The story was combined with and inflected the modern re-telling of the Pygmalion myth, especially in its treatment by George Bernard Shaw as the 1913 play Pygmalion, though Henry Higgins does not, in the play, display any romantic attraction to Eliza Doolittle whatsoever; thus, the parallel with the 'king and the beggar-maid' is not valid.

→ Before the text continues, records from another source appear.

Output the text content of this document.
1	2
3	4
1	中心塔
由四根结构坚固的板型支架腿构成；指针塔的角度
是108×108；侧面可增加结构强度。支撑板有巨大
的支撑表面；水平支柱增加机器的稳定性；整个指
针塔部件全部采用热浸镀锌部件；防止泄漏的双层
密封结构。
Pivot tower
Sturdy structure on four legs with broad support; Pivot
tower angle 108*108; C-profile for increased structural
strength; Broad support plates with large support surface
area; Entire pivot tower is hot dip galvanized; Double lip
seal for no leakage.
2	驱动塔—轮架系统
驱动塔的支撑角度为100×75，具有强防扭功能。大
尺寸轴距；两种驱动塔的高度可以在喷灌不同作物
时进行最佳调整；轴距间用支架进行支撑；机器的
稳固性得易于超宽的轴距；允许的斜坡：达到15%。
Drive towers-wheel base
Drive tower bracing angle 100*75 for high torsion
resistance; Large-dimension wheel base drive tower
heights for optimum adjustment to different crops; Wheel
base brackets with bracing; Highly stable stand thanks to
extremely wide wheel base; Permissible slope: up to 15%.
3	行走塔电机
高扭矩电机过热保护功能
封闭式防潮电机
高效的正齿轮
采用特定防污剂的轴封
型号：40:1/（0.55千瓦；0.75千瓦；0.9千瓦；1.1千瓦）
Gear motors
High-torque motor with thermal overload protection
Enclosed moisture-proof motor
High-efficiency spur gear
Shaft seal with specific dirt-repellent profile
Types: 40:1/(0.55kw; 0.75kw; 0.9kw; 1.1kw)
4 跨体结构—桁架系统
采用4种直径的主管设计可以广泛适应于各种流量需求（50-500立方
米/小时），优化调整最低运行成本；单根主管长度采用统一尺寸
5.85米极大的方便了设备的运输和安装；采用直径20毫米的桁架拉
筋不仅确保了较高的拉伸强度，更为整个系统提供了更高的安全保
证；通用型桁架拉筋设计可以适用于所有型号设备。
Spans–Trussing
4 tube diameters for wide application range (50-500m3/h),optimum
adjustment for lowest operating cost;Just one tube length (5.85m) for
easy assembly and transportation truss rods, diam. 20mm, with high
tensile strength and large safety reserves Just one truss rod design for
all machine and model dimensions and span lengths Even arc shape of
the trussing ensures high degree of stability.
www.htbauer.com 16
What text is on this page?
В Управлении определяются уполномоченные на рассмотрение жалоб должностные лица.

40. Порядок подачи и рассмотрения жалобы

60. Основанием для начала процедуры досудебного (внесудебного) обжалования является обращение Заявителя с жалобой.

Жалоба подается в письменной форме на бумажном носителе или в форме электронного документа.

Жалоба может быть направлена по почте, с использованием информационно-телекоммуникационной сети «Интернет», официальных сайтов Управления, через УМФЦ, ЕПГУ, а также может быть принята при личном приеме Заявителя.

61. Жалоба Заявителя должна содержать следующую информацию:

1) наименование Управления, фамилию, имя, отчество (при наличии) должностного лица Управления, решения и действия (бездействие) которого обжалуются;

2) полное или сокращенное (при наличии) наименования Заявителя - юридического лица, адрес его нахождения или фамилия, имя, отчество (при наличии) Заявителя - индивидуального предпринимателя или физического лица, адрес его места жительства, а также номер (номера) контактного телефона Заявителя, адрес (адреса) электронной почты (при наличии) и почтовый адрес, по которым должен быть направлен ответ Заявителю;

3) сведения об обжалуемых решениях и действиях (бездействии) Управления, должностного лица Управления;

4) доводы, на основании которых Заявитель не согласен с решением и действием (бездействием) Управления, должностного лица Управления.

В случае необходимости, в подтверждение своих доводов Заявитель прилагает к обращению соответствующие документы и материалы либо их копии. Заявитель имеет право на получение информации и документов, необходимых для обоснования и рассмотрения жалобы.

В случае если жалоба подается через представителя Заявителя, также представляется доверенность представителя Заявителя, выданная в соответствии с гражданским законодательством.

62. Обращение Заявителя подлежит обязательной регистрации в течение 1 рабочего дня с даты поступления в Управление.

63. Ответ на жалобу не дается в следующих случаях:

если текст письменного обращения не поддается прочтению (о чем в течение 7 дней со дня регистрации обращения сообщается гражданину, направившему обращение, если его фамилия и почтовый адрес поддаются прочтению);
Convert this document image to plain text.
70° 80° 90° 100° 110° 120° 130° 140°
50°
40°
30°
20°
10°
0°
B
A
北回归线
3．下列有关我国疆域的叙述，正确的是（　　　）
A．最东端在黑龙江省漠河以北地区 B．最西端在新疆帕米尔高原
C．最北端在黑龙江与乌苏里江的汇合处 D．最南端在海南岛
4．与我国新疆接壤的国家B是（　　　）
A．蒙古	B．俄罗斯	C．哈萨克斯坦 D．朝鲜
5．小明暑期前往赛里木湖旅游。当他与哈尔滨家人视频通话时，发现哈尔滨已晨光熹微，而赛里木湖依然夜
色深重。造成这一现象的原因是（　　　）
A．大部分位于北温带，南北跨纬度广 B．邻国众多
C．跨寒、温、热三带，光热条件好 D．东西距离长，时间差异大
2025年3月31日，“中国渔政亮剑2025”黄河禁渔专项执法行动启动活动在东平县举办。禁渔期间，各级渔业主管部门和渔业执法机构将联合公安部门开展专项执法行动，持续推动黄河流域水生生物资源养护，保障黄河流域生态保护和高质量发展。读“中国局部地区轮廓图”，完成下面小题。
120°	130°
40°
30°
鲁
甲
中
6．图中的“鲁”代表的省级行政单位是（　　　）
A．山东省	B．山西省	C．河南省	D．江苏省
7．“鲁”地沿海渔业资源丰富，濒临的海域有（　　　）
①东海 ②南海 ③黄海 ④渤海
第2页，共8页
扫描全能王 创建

It has also been used to name a sexual desire for lower-class women by upper-class men. Although often attributed first to Graham Greene in his 1951 novel The End of the Affair, the term was used as early as 1913 by P.G.Wodehouse in his novel The Little Nugget, when Peter Burns reflects that ‘…I was King Cophetua. If I did not actually say…this beggar maid shall be my queen…’ and also in 1942 by Agatha Christie in her mystery The Body in the Library [NY: Collier, pp. 119-121] when Jane Marple reflects on the attraction of older wealthy men for young lower-class girls and in 1861 where Anthony Trollope referred to the story in Chapter XXXV of Framley Parsonage, his fourth novel of The Barchester Chronicles. Sir Henry Clithering in The Body in the Library dubs it a "Cophetua Complex."

Elizabeth Goudge refers to the story in her 1950 novel Gentian Hill (Book I "The Farm", Chapter III, Part I, p 37) in relation to the impetuous springtime mating of an aristocratic hound with a beautiful sheepdog, explaining the mixed-parentage and character of their surviving puppy.

The English poet and critic James Reeves included his poem "Cophetua", inspired by the legend, in his 1958 book The Talking Skull.

Hugh Macdiarmid wrote a brief two-verse poem Cophetua in Scots, which is a slightly parodic treatment of the story.

Polish composer Ludomir Rózycki wrote a symphonic poem "Król Cophetua", Op. 24, in 1910.

Alice Munro titled one story in her 1980 collection, "The Beggar Maid". Before her marriage to Patrick, Rose is told by him: "You're like the Beggar Maid." "Who?" "King Cophetua and the Beggar Maid. You know. The painting." The American edition of Munro's collection is also titled The Beggar Maid, a change from the Canadian title, Who Do You Think You Are?